IBIS-Flora

Angiosperm Flora of India

Cross-genera legume SSR markers for analysis of genetic diversity in Lens species

Publication Type:Journal Article
Year of Publication:2010
Authors:Reddy, MRK, Rathour, R, Kumar, N, Katoch, P, Sharma, TR
Journal:Plant Breeding
Volume:129
Issue:5
Date Published:2010
ISBN Number:1439-0523
Keywords:genetic diversity, Lens spp., Medicago, microsatellites, phylogeny, transferability, Trifolium, Trifolium pratense
Abstract:

With 1 figure and 1 tableAbstract Transferability of microsatellite loci across species offers an opportunity, especially in Lens which suffers from lack of polymorphism and poor genome resources. Transferability of EST and genomic SSR markers from related taxa like Medicago truncatula (Mt), Pisum sativum (Ps) and Trifolium pratense (Tp), which are relatively well characterized genetically, was analyzed. The transferability of microsatellites as determined through successful amplification on six lentil accessions encompassing two subspecies was 36.0%, 62.0% and 25.0% for Mt, Tp and Ps-derived markers, respectively. A total of 22 Mt EST-SSRs produced 21.96% polymorphism, whereas, 98 BAC-SSRs produced marginally higher (24.14%) polymorphism.
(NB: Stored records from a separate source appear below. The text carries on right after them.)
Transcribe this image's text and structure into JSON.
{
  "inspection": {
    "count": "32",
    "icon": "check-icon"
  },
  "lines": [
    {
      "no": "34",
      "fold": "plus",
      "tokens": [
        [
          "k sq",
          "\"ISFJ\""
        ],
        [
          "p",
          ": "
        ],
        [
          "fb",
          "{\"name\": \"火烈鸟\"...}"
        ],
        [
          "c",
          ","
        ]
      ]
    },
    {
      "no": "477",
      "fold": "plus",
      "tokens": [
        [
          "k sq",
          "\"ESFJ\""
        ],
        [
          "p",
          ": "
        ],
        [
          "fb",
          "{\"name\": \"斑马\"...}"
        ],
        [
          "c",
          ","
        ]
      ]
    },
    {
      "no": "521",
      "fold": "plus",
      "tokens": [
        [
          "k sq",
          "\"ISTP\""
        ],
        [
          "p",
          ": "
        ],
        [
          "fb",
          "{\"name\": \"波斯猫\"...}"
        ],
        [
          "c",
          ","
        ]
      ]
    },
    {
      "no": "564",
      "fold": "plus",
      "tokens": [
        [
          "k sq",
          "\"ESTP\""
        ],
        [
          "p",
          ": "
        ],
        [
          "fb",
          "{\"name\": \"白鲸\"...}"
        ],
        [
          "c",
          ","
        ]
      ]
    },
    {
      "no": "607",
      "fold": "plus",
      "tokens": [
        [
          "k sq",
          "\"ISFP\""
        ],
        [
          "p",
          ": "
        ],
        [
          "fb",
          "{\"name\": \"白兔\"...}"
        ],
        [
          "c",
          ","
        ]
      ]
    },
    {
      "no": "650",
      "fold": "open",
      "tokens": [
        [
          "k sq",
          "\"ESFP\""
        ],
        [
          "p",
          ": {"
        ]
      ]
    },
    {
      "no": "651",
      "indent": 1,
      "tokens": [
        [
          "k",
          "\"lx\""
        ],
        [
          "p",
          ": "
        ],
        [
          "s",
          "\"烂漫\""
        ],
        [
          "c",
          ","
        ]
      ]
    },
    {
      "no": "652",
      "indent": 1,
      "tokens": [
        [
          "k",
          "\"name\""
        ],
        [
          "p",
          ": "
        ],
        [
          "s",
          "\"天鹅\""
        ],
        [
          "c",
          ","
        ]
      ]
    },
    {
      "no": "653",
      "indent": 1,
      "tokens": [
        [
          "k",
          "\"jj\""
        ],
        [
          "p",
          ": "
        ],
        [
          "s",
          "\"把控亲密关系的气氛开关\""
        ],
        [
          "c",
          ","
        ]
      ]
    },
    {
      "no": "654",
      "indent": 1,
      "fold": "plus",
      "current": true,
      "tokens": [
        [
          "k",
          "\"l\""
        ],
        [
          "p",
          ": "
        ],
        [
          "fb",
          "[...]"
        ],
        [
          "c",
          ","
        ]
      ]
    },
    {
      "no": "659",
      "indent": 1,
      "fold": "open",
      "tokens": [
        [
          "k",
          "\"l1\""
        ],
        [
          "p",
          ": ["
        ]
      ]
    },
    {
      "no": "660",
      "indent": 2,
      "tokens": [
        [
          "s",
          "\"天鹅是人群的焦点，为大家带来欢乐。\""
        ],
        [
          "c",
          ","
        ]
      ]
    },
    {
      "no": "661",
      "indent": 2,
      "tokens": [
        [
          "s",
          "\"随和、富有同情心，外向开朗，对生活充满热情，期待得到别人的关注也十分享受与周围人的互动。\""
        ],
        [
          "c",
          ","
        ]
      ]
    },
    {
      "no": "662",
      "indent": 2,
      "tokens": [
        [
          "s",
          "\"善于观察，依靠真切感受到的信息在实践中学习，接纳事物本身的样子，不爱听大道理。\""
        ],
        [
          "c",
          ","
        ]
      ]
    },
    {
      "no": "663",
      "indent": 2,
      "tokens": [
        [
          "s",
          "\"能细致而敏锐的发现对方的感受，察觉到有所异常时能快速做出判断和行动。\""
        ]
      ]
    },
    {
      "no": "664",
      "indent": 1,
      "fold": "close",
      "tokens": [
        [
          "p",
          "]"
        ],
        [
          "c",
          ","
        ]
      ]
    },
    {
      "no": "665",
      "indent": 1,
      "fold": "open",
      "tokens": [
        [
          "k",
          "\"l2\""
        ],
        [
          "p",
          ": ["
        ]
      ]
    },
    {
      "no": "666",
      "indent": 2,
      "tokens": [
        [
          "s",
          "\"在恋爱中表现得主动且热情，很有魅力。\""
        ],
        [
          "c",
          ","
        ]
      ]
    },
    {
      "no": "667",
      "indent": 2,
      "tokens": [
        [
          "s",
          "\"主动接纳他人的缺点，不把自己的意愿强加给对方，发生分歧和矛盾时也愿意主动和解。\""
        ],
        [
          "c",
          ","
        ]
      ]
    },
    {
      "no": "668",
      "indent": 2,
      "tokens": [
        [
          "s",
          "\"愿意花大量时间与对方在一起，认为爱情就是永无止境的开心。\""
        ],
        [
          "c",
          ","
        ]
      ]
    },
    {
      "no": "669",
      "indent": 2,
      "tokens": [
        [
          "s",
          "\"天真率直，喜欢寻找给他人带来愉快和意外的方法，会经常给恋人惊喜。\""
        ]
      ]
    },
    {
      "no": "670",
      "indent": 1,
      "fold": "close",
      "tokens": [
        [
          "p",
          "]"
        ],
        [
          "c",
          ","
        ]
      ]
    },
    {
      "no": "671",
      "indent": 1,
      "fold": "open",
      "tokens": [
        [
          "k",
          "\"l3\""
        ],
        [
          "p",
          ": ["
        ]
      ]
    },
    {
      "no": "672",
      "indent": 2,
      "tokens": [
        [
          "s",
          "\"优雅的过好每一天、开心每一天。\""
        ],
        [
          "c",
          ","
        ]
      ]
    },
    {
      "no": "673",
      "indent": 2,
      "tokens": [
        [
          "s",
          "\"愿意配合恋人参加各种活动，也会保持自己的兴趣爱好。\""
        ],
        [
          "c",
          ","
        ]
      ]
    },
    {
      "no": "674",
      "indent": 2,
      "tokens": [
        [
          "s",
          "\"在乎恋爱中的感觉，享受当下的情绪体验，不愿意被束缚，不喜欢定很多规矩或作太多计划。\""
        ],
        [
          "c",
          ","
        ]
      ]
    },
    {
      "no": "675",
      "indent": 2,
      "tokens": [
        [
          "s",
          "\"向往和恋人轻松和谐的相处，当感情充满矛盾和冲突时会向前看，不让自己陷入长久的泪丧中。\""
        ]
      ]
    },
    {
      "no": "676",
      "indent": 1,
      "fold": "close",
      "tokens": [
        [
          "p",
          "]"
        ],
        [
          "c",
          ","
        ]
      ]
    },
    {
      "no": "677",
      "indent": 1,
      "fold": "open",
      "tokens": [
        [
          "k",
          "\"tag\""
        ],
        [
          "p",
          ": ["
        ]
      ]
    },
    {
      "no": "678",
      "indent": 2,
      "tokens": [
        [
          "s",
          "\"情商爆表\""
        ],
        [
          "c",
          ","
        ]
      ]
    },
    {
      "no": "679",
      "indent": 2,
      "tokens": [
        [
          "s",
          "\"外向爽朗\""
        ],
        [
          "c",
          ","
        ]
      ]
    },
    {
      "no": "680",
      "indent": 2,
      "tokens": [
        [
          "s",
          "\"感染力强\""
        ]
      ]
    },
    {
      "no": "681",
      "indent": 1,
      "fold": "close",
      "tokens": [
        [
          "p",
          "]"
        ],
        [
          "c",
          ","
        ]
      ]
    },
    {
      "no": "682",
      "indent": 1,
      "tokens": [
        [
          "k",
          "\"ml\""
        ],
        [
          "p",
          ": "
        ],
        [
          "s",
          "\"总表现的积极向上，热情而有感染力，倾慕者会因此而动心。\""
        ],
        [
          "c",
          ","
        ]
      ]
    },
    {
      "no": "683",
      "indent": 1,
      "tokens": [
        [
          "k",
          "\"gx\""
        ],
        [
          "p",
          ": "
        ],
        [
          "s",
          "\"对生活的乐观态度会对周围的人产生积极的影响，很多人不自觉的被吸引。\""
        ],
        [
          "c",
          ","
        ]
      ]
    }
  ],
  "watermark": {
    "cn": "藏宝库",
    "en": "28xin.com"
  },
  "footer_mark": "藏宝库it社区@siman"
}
Twenty-two newly identified cross-species SSR markers and three lentil SSRs previously mapped on lentil genetic map, were used to infer the phylogenetic relationships among 40 accessions belonging to five Lens species (Lens culinaris ssp. culinaris, L. culinaris ssp. orientalis, L. culinaris ssp. odemensis, L. nigricans and L. ervoides). Total number of alleles detected across all microsatellite loci was 80, with a mean of 3.63 alleles per locus. UPGMA dendrogram divided them into six groups with wild subspecies L. nigricans and L. ervoides exhibiting maximum genetic distance, whereas high levels of intraspecific variation was observed among the accessions of L. orientalis, L. odemensis and L. nigricans. A close proximity (57.0%) between cultivated lentil and its supposedly wild progenitor L. culinaris ssp. orientalis was revealed. Our study has implications in large-scale development and identification of SSR markers from related genera which can be used for studying genetic diversity and construction of lentil genetic map and for tagging of various traits of agronomic importance for marker-assisted breeding.